Pour nouvelles de nos Écoles, trois de nos compagnons sont morts depuis cinq semaines : le jeune Gamare, [6] qui seul restait de ce nom, d’une inflammation de poumon ;[7] le vieux Le Conte, [8] presque octogénaire et innocent ; [6][9] et M. Bréguet, [10] qui était médecin du duc d’Enghien. [11] Il avait quitté Bordeaux pour venir ici donner ordre à quelques affaires domestiques à cause de la mort de sa belle-mère, il tomba malade à Orléans [12] et est mort là auprès, d’une fièvre continue [13] maligne, âgé de 38 ans, et laisse huit enfants vivants. S’il n’eût eu l’ambition de la cour, adhuc viveret ; [7] c’est folie de penser à vivre longtemps et avoir beaucoup de passion déréglée, ambition, avarice, vengeance, etc. Bene qui latuit bene vixit ; [8][14] jamais Martial [15] n’a dit plus vrai pour le lieu de notre mort :

Nullo fata loco possis excludere, cum mors
Venerit, in medio Tibure Sardinia est
[9]

Nous avons ici deux livres nouveaux de notre métier : l’un est Io. Riolani Opuscula Anatomica nova ; [16] l’autre est un in‑4o de bonne grosseur contre l’antimoine [17][18] et l’abus de ceux qui s’en servent. Nous avons aussi tout fraîchement, les beaux panégyriques de M. Ogier [19] le prédicateur in‑4o, ce sont des sermons en l’honneur de quelques saints. [10]

Nous sommes ici in bello non bello[11] car on ne se bat point : d’un côté le duc de Lorraine, [20] de l’autre côté le maréchal de Turenne ; [21] à Étampes, [22] l’armée des princes, et qui pis est, à Melun, [23] […] [12][24] qui ne s’en va point ; et utinam numquam abeat[13] fût-il bien assommé, le mâtin, comme il mérite ! On a fait ici les plus belles processions [25] du monde avec toute sorte de dévotion, et néanmoins ce vilain Cometa caudatus [14] ne s’évanouit point ; puisse-t-il bientôt fondre au soleil puisqu’il ne peut être chassé. Les députés du Parlement sont à Melun, on attend leur retour et la réponse qu’on leur fera. On a mandé M. de Châteauneuf [26] à la cour, qui a dit qu’il n’irait point que le Mazarin ne fût hors du royaume. On dit bien toujours qu’il s’en ira, sed non ego credulus illis : credat Iudæus Apella, non ego[15]
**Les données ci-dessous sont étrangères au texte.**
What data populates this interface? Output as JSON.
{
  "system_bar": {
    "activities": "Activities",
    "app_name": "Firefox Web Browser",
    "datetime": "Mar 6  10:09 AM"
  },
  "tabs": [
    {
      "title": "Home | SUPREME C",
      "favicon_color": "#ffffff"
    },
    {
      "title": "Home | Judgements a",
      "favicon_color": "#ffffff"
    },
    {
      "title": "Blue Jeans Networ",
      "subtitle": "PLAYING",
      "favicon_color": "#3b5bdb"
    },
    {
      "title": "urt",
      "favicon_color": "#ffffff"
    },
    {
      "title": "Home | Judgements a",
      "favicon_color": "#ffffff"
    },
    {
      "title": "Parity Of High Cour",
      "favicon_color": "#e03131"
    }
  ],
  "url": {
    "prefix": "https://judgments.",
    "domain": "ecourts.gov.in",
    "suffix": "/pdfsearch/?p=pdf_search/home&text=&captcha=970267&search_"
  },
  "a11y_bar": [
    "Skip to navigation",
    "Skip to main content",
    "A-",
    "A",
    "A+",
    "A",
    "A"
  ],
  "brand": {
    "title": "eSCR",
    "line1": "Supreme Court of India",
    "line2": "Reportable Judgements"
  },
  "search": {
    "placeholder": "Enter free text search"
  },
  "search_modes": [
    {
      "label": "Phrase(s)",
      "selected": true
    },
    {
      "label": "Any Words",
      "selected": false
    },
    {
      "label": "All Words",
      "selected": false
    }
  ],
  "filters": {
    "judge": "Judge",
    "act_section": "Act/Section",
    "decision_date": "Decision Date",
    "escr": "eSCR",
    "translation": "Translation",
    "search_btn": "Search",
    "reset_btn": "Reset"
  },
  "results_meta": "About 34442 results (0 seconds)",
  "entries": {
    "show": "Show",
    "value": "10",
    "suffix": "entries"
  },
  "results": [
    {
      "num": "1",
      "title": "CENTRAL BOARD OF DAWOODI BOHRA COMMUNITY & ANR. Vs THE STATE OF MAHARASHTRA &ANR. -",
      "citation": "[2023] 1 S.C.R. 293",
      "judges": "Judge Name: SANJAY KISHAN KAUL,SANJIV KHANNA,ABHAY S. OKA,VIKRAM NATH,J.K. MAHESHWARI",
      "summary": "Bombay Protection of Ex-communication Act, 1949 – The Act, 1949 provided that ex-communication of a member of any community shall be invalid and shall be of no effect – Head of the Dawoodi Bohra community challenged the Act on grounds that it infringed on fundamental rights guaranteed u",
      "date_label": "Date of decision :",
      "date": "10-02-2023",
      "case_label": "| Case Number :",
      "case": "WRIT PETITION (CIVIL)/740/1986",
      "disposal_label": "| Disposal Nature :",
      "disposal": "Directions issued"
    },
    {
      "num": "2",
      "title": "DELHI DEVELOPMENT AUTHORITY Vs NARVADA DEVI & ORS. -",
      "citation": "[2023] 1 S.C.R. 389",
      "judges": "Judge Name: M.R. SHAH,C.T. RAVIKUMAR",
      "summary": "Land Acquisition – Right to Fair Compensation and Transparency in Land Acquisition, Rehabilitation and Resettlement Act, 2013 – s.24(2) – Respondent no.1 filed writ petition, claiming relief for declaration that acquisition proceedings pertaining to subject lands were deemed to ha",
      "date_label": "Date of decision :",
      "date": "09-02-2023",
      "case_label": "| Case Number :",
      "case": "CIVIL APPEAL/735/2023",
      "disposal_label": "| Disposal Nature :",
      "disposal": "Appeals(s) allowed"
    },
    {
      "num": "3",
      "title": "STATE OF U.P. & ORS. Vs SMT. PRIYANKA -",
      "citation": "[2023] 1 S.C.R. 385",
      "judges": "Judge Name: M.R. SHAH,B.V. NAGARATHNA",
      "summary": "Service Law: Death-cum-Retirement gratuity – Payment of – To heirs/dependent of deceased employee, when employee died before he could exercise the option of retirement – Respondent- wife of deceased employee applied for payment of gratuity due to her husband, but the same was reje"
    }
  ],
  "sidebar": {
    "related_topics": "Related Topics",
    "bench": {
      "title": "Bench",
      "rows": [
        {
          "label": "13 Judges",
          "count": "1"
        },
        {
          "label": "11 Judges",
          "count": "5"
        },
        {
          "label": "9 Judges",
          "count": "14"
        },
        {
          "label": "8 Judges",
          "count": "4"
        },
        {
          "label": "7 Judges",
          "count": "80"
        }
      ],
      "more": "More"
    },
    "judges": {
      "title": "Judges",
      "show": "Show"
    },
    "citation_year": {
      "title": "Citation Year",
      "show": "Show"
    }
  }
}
On parle toujours de la paix, mais on ne la fait point : on dit que l’on va joindre ensemble les deux armées de Lorraine et des princes, et que, lorsque toutes les forces seront ramassées, ils entreprendront. Si le roi [27] sort de Melun, on dit qu’il ira à Sens [28] ou à Troyes ; [29] d’autres disent à Lyon. Est infatuatum consilium Achitophelis et induratum cor Pharaonis[16][30][31] ils ne savent ce qu’ils font ni ce qu’ils feront. On a ici fait de grandes processions pour la paix, mais elle ne vient point, ni ne sais quand elle viendra. Je pense que les grands n’en veulent point, ils font durer la guerre ut agnoscantur flagella Dei[17] Je vous baise très humblement les mains, à Messieurs vos confrères, à MM. Camusat et Allen, et à nos autres amis, et suis de tout mon cœur, Monsieur, votre très humble et obéissant serviteur,

Guy Patin.

De Paris, ce samedi 15e de juin 1652.